For most of us, God’s call does not come out of a cloud as an audible voice. Rather, word will come in the deep inner sense we have that God is calling us to a new place in our spiritual lives or God is calling us to make a change in our ministry focus or God is calling us to a particular challenge or responsibility or way of living or opportunity for growth. Our role is to listen and to discern if the new land we’re contemplating is a Promised Land—a place where we—like Abraham and Sarai—can fulfill our potential to be a blessing to others: through volunteer work, church involvement, family life, and profession or vocation.
Abram and Sarai heard God’s call and moved to a land where the LORD could use them to be a blessing to others—to family, to their descendants and to people of faith throughout history, including ourselves.
There is a sense in which God is calling us to get moving. God may not be asking us to move from the specific geographical location we call “home,” but God does ask us to recognize that we are on a spiritual pilgrimage (see Hebrews 11:8-16).

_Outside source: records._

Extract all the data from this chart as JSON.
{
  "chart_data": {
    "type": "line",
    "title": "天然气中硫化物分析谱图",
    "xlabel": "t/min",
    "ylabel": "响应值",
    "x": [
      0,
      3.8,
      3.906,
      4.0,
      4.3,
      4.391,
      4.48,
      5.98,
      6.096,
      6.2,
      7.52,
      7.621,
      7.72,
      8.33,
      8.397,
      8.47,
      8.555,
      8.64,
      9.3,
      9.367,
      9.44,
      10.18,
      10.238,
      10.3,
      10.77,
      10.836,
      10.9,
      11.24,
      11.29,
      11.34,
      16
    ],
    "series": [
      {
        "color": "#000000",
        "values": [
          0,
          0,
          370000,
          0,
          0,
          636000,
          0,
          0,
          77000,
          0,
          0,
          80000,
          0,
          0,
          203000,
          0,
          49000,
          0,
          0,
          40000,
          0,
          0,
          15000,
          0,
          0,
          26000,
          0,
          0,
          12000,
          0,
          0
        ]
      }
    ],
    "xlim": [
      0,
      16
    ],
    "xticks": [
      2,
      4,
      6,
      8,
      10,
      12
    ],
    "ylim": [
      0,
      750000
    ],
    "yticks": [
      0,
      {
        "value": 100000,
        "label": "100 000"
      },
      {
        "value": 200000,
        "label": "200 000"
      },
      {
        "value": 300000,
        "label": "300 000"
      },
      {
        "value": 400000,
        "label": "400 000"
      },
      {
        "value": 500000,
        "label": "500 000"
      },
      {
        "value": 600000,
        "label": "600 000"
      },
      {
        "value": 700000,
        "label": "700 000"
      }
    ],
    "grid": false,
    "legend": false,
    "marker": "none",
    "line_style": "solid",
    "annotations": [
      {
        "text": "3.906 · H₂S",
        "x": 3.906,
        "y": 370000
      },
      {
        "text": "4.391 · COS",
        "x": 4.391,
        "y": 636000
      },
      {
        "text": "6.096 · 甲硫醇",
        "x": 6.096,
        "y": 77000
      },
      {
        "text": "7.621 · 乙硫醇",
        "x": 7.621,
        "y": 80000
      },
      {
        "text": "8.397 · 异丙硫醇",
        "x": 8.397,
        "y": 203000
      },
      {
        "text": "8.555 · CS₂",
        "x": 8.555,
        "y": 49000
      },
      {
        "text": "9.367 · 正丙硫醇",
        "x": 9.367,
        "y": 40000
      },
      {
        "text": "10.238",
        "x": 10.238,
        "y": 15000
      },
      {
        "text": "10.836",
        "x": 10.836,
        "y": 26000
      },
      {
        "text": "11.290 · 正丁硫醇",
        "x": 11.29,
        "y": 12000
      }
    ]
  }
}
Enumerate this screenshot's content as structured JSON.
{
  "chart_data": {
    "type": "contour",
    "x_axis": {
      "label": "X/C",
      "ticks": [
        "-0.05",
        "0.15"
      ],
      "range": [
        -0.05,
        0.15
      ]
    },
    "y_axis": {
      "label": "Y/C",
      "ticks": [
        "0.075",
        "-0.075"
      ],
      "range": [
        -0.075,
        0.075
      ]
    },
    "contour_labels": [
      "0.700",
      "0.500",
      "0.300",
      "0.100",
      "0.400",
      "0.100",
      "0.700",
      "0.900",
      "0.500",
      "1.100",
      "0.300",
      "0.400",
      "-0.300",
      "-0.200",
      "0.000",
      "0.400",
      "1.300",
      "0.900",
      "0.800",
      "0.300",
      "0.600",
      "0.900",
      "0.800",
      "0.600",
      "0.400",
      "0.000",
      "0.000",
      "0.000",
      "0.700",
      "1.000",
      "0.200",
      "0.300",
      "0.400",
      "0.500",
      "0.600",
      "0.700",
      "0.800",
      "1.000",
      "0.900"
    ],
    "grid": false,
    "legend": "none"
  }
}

What happens on the journey? Well, that’s always a surprise! Rarely, if ever, can we plan out our lives as they will actually be. But there are some things we learn from looking at the faith journeys of others and from looking back on our own faith journey:
- The call of God on our lives—no matter to what destination, to what ministry, to what calling—is a call to be Transformed by God along the way on the journey.
- The Call of God is most often a call to join in what God is doing. There’s a great piece of advice I heard once, “Find out where God is already working and join God there.”
- We never know where the journey will take us.
Thank you for sharing this early moment of your day with me, with God, and with the words and music that I hope you will carry with you throughout the coming day and night.
I am so grateful for you, for our church, and for the Love that will see us all through this very difficult time. Please stay safe and well and we’ll be together again in spirit tomorrow morning!